Now we’re talkin’!
Todays random subject is the Royal College of Surgeons of Edinburgh, which is WAY more interesting than some dumb old power plan or islet!
It started in 1505, by a newly incorporated guild of fucking BARBER SURGEONS!
This is exactly the sort of thing that I want to be learning about. We’re so accustomed to modern techniques, practices, and technology that we take them for granted. We forget that at some point all of this stuff was brand new.
For instance, when their charter was written up, one of the clauses was that all members must be literate and have full knowledge of anatomy and surgical procedures.
Think about that for a second.
There was a time when surgeons (a.k.a. the dues that cut into your body) didn’t have to know how to read.
Or, for that matter, weren’t required to know every little niggling detail about the insides of human beings.
Different times, I suppose.
They they were organized in 1505, but didn’t get an actual permanent meeting place until nearly 150 years later, in 1647.
It was a tenement building.
It took 50 years before they actually had fully dedicated facilities to do their studying.

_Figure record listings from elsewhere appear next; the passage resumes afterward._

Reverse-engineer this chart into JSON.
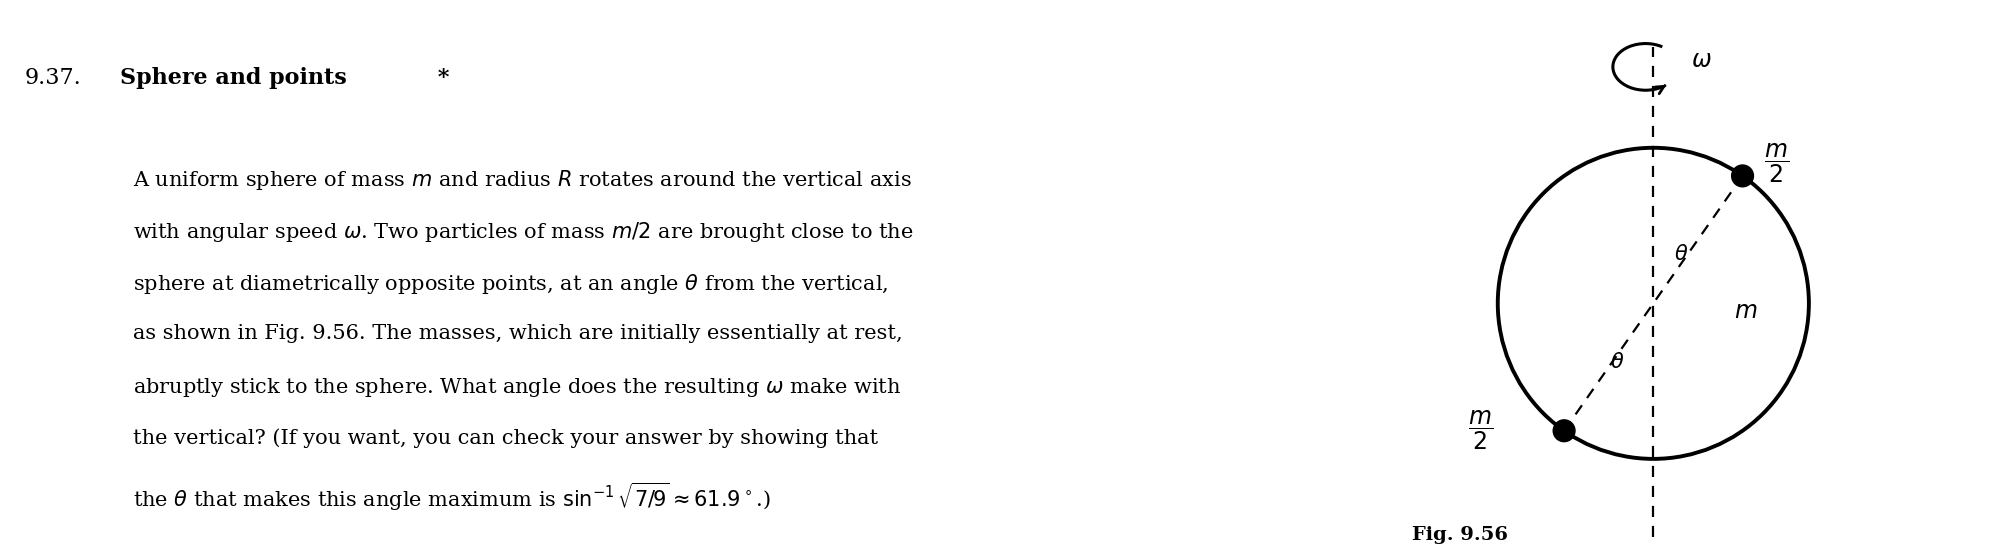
{
  "fig_width": 20.14,
  "fig_height": 5.6,
  "dpi": 100,
  "background_color": "#ffffff",
  "problem_number": "9.37.",
  "title_bold": "Sphere and points",
  "title_star": " *",
  "body_lines": [
    "A uniform sphere of mass $m$ and radius $R$ rotates around the vertical axis",
    "with angular speed $\\omega$. Two particles of mass $m/2$ are brought close to the",
    "sphere at diametrically opposite points, at an angle $\\theta$ from the vertical,",
    "as shown in Fig. 9.56. The masses, which are initially essentially at rest,",
    "abruptly stick to the sphere. What angle does the resulting $\\omega$ make with",
    "the vertical? (If you want, you can check your answer by showing that",
    "the $\\theta$ that makes this angle maximum is $\\sin^{-1}\\sqrt{7/9}\\approx 61.9^\\circ$.)"
  ],
  "fig_label": "Fig. 9.56",
  "theta_deg": 35,
  "text_color": "#000000",
  "circle_color": "#000000",
  "dashed_color": "#000000",
  "dot_color": "#000000",
  "mass_label_upper_right": "$\\dfrac{m}{2}$",
  "mass_label_lower_left": "$\\dfrac{m}{2}$",
  "sphere_label": "$m$",
  "omega_label": "$\\omega$",
  "theta_label": "$\\theta$"
}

The main takeaway from this is that there was a time when surgery was considered a labor discipline, not a scientific or intellectual one. It’s fascinating to think there was a time when being a doctor was some blue collar shit.

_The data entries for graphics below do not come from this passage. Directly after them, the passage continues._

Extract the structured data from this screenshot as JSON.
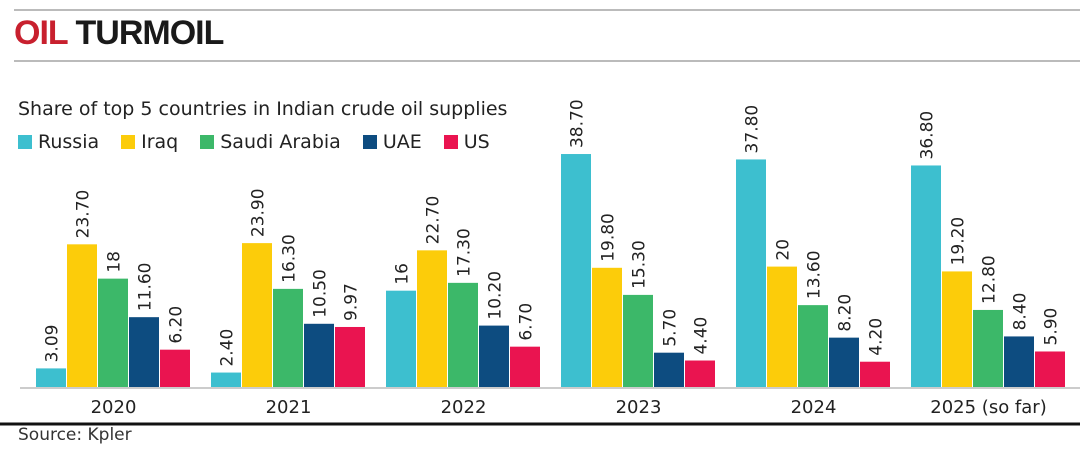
{
  "title": {
    "part1": "OIL",
    "part2": "TURMOIL"
  },
  "source": "Source: Kpler",
  "chart_data": {
    "type": "bar",
    "title": "Share of top 5 countries in Indian crude oil supplies",
    "categories": [
      "2020",
      "2021",
      "2022",
      "2023",
      "2024",
      "2025 (so far)"
    ],
    "series": [
      {
        "name": "Russia",
        "color": "#3dbfcf",
        "values": [
          3.09,
          2.4,
          16,
          38.7,
          37.8,
          36.8
        ],
        "labels": [
          "3.09",
          "2.40",
          "16",
          "38.70",
          "37.80",
          "36.80"
        ]
      },
      {
        "name": "Iraq",
        "color": "#fccc0a",
        "values": [
          23.7,
          23.9,
          22.7,
          19.8,
          20,
          19.2
        ],
        "labels": [
          "23.70",
          "23.90",
          "22.70",
          "19.80",
          "20",
          "19.20"
        ]
      },
      {
        "name": "Saudi Arabia",
        "color": "#3cb869",
        "values": [
          18,
          16.3,
          17.3,
          15.3,
          13.6,
          12.8
        ],
        "labels": [
          "18",
          "16.30",
          "17.30",
          "15.30",
          "13.60",
          "12.80"
        ]
      },
      {
        "name": "UAE",
        "color": "#0d4c80",
        "values": [
          11.6,
          10.5,
          10.2,
          5.7,
          8.2,
          8.4
        ],
        "labels": [
          "11.60",
          "10.50",
          "10.20",
          "5.70",
          "8.20",
          "8.40"
        ]
      },
      {
        "name": "US",
        "color": "#ea1450",
        "values": [
          6.2,
          9.97,
          6.7,
          4.4,
          4.2,
          5.9
        ],
        "labels": [
          "6.20",
          "9.97",
          "6.70",
          "4.40",
          "4.20",
          "5.90"
        ]
      }
    ],
    "xlabel": "",
    "ylabel": "",
    "ylim": [
      0,
      40
    ],
    "grid": false,
    "legend": "top-left"
  }
}
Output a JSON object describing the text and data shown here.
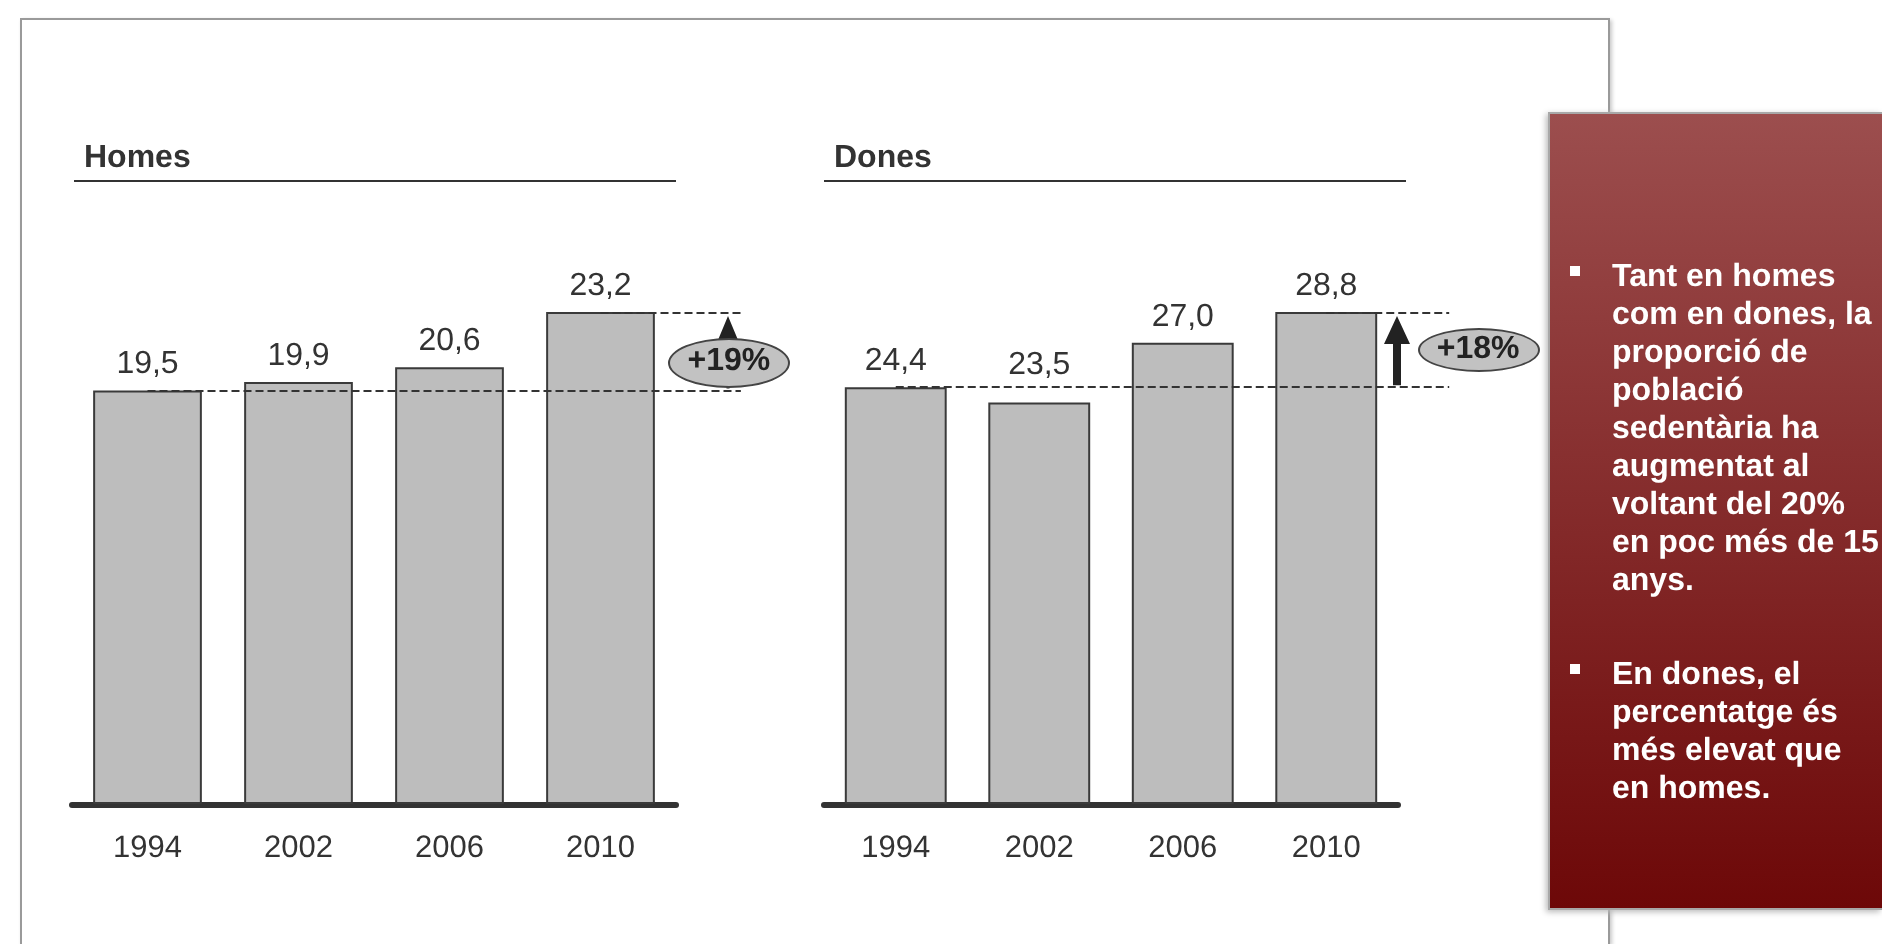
{
  "chart_data": [
    {
      "type": "bar",
      "title": "Homes",
      "categories": [
        "1994",
        "2002",
        "2006",
        "2010"
      ],
      "values": [
        19.5,
        19.9,
        20.6,
        23.2
      ],
      "color": "#bdbdbd",
      "value_labels": [
        "19,5",
        "19,9",
        "20,6",
        "23,2"
      ],
      "ref_lines": [
        {
          "axis": "y",
          "value": 19.5,
          "line_style": "dashed",
          "color": "#333333"
        },
        {
          "axis": "y",
          "value": 23.2,
          "line_style": "dashed",
          "color": "#333333"
        }
      ],
      "annotations": [
        "+19%"
      ],
      "tick_labels": "x"
    },
    {
      "type": "bar",
      "title": "Dones",
      "categories": [
        "1994",
        "2002",
        "2006",
        "2010"
      ],
      "values": [
        24.4,
        23.5,
        27.0,
        28.8
      ],
      "color": "#bdbdbd",
      "value_labels": [
        "24,4",
        "23,5",
        "27,0",
        "28,8"
      ],
      "ref_lines": [
        {
          "axis": "y",
          "value": 24.4,
          "line_style": "dashed",
          "color": "#333333"
        },
        {
          "axis": "y",
          "value": 28.8,
          "line_style": "dashed",
          "color": "#333333"
        }
      ],
      "annotations": [
        "+18%"
      ],
      "tick_labels": "x"
    },
    {
      "type": "other",
      "annotations": [
        "Tant en homes com en dones, la proporció de població sedentària ha augmentat al voltant del 20% en poc més de 15 anys.",
        "En dones, el percentatge és més elevat que en homes."
      ]
    }
  ]
}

16th CENTURY MOTHER: So you’ve finally found a sucker to make a wife of you, eh? It’s about time; you’re almost thirteen, you hag!
16th CENTURY DAUGHTER: He’s a fine man! He’s caring and kind, and oh so gentle!

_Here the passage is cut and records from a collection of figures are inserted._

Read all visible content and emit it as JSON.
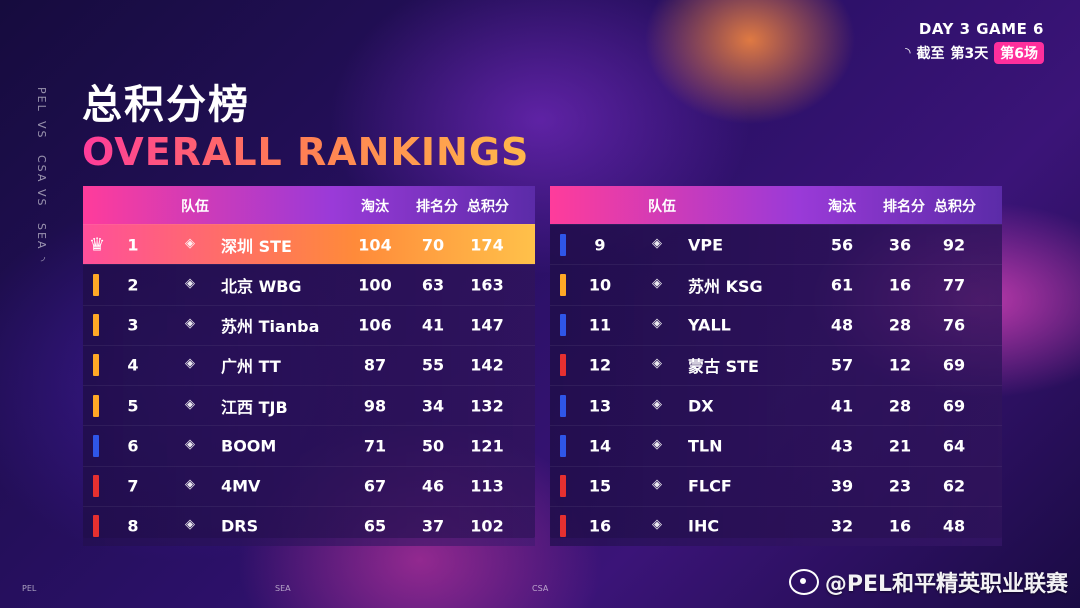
{
  "side_labels": [
    "PEL",
    "VS",
    "CSA",
    "VS",
    "SEA",
    "◝"
  ],
  "title_cn": "总积分榜",
  "title_en": "OVERALL RANKINGS",
  "badge": {
    "day_game": "DAY 3 GAME 6",
    "prefix": "截至",
    "day": "第3天",
    "game": "第6场"
  },
  "columns": {
    "team": "队伍",
    "elim": "淘汰",
    "place": "排名分",
    "total": "总积分"
  },
  "colors": {
    "gold": "#ffa726",
    "blue": "#2f56e8",
    "red": "#e63030",
    "accent": "#ff2f9c"
  },
  "left_rows": [
    {
      "rank": "1",
      "team": "深圳 STE",
      "elim": "104",
      "place": "70",
      "total": "174",
      "marker": "crown"
    },
    {
      "rank": "2",
      "team": "北京 WBG",
      "elim": "100",
      "place": "63",
      "total": "163",
      "marker": "gold"
    },
    {
      "rank": "3",
      "team": "苏州 Tianba",
      "elim": "106",
      "place": "41",
      "total": "147",
      "marker": "gold"
    },
    {
      "rank": "4",
      "team": "广州 TT",
      "elim": "87",
      "place": "55",
      "total": "142",
      "marker": "gold"
    },
    {
      "rank": "5",
      "team": "江西 TJB",
      "elim": "98",
      "place": "34",
      "total": "132",
      "marker": "gold"
    },
    {
      "rank": "6",
      "team": "BOOM",
      "elim": "71",
      "place": "50",
      "total": "121",
      "marker": "blue"
    },
    {
      "rank": "7",
      "team": "4MV",
      "elim": "67",
      "place": "46",
      "total": "113",
      "marker": "red"
    },
    {
      "rank": "8",
      "team": "DRS",
      "elim": "65",
      "place": "37",
      "total": "102",
      "marker": "red"
    }
  ],
  "right_rows": [
    {
      "rank": "9",
      "team": "VPE",
      "elim": "56",
      "place": "36",
      "total": "92",
      "marker": "blue"
    },
    {
      "rank": "10",
      "team": "苏州 KSG",
      "elim": "61",
      "place": "16",
      "total": "77",
      "marker": "gold"
    },
    {
      "rank": "11",
      "team": "YALL",
      "elim": "48",
      "place": "28",
      "total": "76",
      "marker": "blue"
    },
    {
      "rank": "12",
      "team": "蒙古 STE",
      "elim": "57",
      "place": "12",
      "total": "69",
      "marker": "red"
    },
    {
      "rank": "13",
      "team": "DX",
      "elim": "41",
      "place": "28",
      "total": "69",
      "marker": "blue"
    },
    {
      "rank": "14",
      "team": "TLN",
      "elim": "43",
      "place": "21",
      "total": "64",
      "marker": "blue"
    },
    {
      "rank": "15",
      "team": "FLCF",
      "elim": "39",
      "place": "23",
      "total": "62",
      "marker": "red"
    },
    {
      "rank": "16",
      "team": "IHC",
      "elim": "32",
      "place": "16",
      "total": "48",
      "marker": "red"
    }
  ],
  "footer": [
    "PEL",
    "SEA",
    "CSA"
  ],
  "watermark": "@PEL和平精英职业联赛"
}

16th CENTURY MOTHER: Yes, yes. But what does he do?
16th CENTURY DAUGHTER: Well, he’s a… he’s a doctor.
16th CENTURY MOTHER: A DOCTOR?!? You want to marry a doctor? Are you trying to kill your poor mother? We’ll be the laughingstock of the kingdom! Oh, why couldn’t you find yourself a Baron, or at least a nice farmer?
16th CENTURY DAUGHTER (quietly, to herself): Oh, what I wouldn’t give for another black plague…
In conclusion, the Royal College of Surgeons Of Edinburgh also had a huge dentistry component that went basically unregulated for nearly 300 years. So fuck yo teeth, House of Stuart-era Scotland!